In Massachusetts women’s history alone I think about Phillis Wheatley, who was kidnapped from Africa as a little girl, brought to Boston where she was “sold” to the Wheatley family, and eventually became the first published African American poet.
Louisa May Alcott comes to mind as well, whose father was notoriously unable to make money. Through her pen and her imagination, Louisa became the most successful and famous woman writer of her day-and she supported her family! And she always insisted that women be paid what men are paid.
I remember Margaret Fuller, who spent about a year and a half living with friends and relatives as she could not afford her own home. She became the first woman literary editor of a national newspaper; an unparalleled reporter in the United States in Europe; the first female foreign correspondent (in Italy); and the author of Woman in the Nineteenth Century, a landmark book in the history of women’s rights.
And so, you do NOT have to have a lot of money to make a difference.
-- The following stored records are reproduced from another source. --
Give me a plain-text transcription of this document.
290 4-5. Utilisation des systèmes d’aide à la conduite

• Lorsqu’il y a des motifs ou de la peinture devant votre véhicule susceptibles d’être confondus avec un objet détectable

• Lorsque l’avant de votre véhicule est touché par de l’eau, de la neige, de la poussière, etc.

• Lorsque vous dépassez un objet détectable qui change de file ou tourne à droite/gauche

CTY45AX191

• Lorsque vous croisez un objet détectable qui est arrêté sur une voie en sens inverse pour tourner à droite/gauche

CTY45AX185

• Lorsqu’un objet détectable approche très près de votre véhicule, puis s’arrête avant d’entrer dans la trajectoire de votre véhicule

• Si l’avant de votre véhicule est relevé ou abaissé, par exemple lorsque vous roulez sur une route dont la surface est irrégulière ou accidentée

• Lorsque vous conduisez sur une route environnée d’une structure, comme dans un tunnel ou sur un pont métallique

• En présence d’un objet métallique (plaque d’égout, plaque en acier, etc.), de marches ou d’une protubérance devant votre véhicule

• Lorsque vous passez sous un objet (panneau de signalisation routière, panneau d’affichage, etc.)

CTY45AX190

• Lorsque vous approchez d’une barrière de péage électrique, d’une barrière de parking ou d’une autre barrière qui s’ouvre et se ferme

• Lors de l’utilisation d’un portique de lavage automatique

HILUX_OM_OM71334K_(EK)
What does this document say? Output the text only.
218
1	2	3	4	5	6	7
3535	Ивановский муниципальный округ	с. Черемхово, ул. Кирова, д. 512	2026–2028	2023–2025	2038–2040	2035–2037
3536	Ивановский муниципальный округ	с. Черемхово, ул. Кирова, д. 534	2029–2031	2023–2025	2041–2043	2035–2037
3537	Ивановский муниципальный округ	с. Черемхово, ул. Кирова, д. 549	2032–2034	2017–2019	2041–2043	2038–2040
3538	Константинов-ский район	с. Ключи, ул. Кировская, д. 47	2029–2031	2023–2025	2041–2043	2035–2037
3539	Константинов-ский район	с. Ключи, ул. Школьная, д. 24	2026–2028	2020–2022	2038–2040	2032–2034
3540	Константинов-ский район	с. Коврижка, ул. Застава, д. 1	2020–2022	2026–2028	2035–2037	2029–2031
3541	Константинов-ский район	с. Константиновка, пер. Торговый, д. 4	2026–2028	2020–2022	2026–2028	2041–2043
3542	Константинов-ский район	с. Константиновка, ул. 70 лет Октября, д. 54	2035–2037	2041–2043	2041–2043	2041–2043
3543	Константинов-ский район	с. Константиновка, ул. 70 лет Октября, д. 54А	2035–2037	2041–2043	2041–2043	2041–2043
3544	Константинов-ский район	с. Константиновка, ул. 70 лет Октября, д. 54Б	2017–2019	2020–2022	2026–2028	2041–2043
What you DO have to have is a rock-solid belief in your abilities, wherever that comes from; a strong support system (which means ditching the people who do not support you); and the ability to spot or create opportunities and go after them-and to keep going!
Having said all of this, you do need money. You need money to survive and thrive, and you DESERVE to have money. As one of my coaches always says, “You can’t be of service to anyone if you’re broke and homeless.”
She’s right, and since being of service is our highest calling in life we really need to think about this truism-and to be of service to ourselves first!
Money is also a lubricant. It helps you get things done, including publishing your own book or investing in your own business!
We were all raised with the lingering Puritan notion that money is bad-that money is the “root of all evil.” This is a lie, and it’s one way that people, especially women, are kept down. Instead of focusing on the LACK of what you have, focus on what you DO have. You DO have your talents and your reason for being here. With the right support system-people, faith, whatever you need-the money will come because you deserve to be rewarded for using your gifts! And you will use it to help others.
I always learn something from my audiences, and I will keep this Girl Scout’s question in mind for future talks.
I did not have the chance to find out her name, but whoever you are, thank you for the question and keep them coming!